A poco de producido el 4 de junio de 1943, cuando asomó la élite militar que se había formado durante la presidencia de Justo, pareció a muchos que nada importante vendría. Pero al tomar cuerpo la convocatoria de “el Coronel” y sobre todo con el estallido político-popular del 17 de octubre, o sea al asomar esa novedad que fue la democracia de masas (a pleno ya en Europa), un tremendo estupor invadió la subjetividad y la percepción de los acontecimientos por parte de la clase política tradicional, hasta entonces cómodamente acunada en las virtudes y los vicios de la República liberal.
Los antiperonistas violaron aquella regla de que “en estrategia conocer al enemigo es una regla fundamental” (SunTzú). Con una especie de asombro creciente y descontrolado (a más de uno toda vía le dura) los dirigentes de la vieja democracia buscaron una categoría mental que les permitiera disponer de un visor para leer y entender lo que pasaba. Se los proveyó Victorio Codovila, un luchador y a la vez miembro del aparato stalinista de Moscú. “¡El peronismo es fascismo!, gritó en las tribunas que le proveía la oposición concertada. Entonces, disponiendo graciosamente de semejante maná, a coro, ya calmada la tensión inicial, los vejetes de la partidocracia y los muchachos de la FUA, pudieron gritar: “¡Es fascismo!”, con lo cual se legitimaron las conspiraciones cívico-militares y la decisión de no reconocer legitimidad al “monstruo”. Fue una grave imputación, máxime que en esos días llegaban de Europa las fotos y las películas tomadas al ser allanados los impresionantes campos de concentración de los fascismos nazis.
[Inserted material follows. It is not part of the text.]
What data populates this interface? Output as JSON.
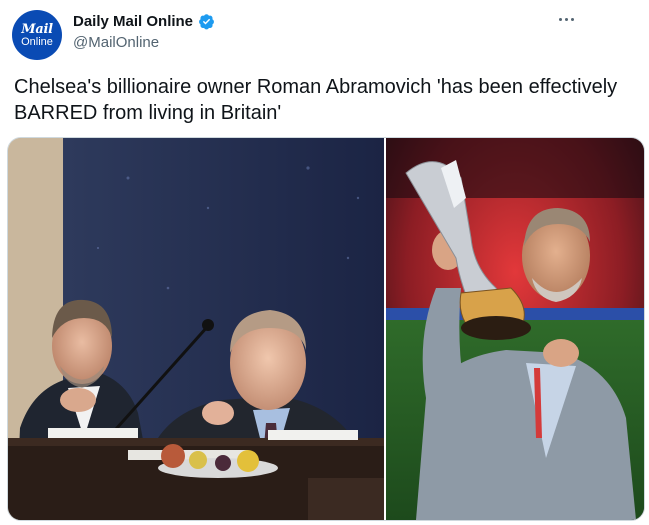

Antes de 1943 la Argentina había vivido un fuerte proceso de concentración urbana, especialmente en el conurbano bonaerense, Gran Buenos Aires y otros lugares industrializados (Rosario, Córdoba, etc.). De ahí la movilización de millones de trabajadores y parte de la clase media ante el llamado de una nueva política que, desde la cúspide del Estado, ofrecía y daba ese producto llamado “justicia social” en una cantidad y calidad desconocida para las bases sociales. La pasividad de éstas, salvo excepciones, dio un vuelco hacia una participación atropellada aunque auténtica, promoviendo que en esos grandes grupos tomara forma un tipo de conciencia social, acaso aún fermentaria, que no había conocido la política en los que el ex socialista Federico Pinedo llamó “los tiempos de la República”.
El sistema político pegó un brinco, y el vacío de liderazgo popular que había dejado vacante Hipólito Yrigoyen encontró en Perón quien lo asumiera en un nuevo ciclo nacional. Casi ninguna de las expresiones de la sociedad activada desde el poder quedó al margen de la construcción de la que, sin eliminar las instituciones tradicionales, surgió el régimen que asumieron las masas como propio. Perón, conocedor de la historia, puso en el estilo de conducción su innegable formación militar. De ahí que su movimiento, al actuar y alcanzar objetivos, siempre se pareció más a un regimiento que a un partido clásico. La suya fue, pues, una democracia de masas y, a la vez, una “democracia autoritaria”, expresión que hacia 1932 había acuñado el socialdemócrata alemán Hermann Heller, eminente teórico del Estado y militante activo, preocupado por la debilidad de las instituciones frente a la inminente llegada de Hitler al poder.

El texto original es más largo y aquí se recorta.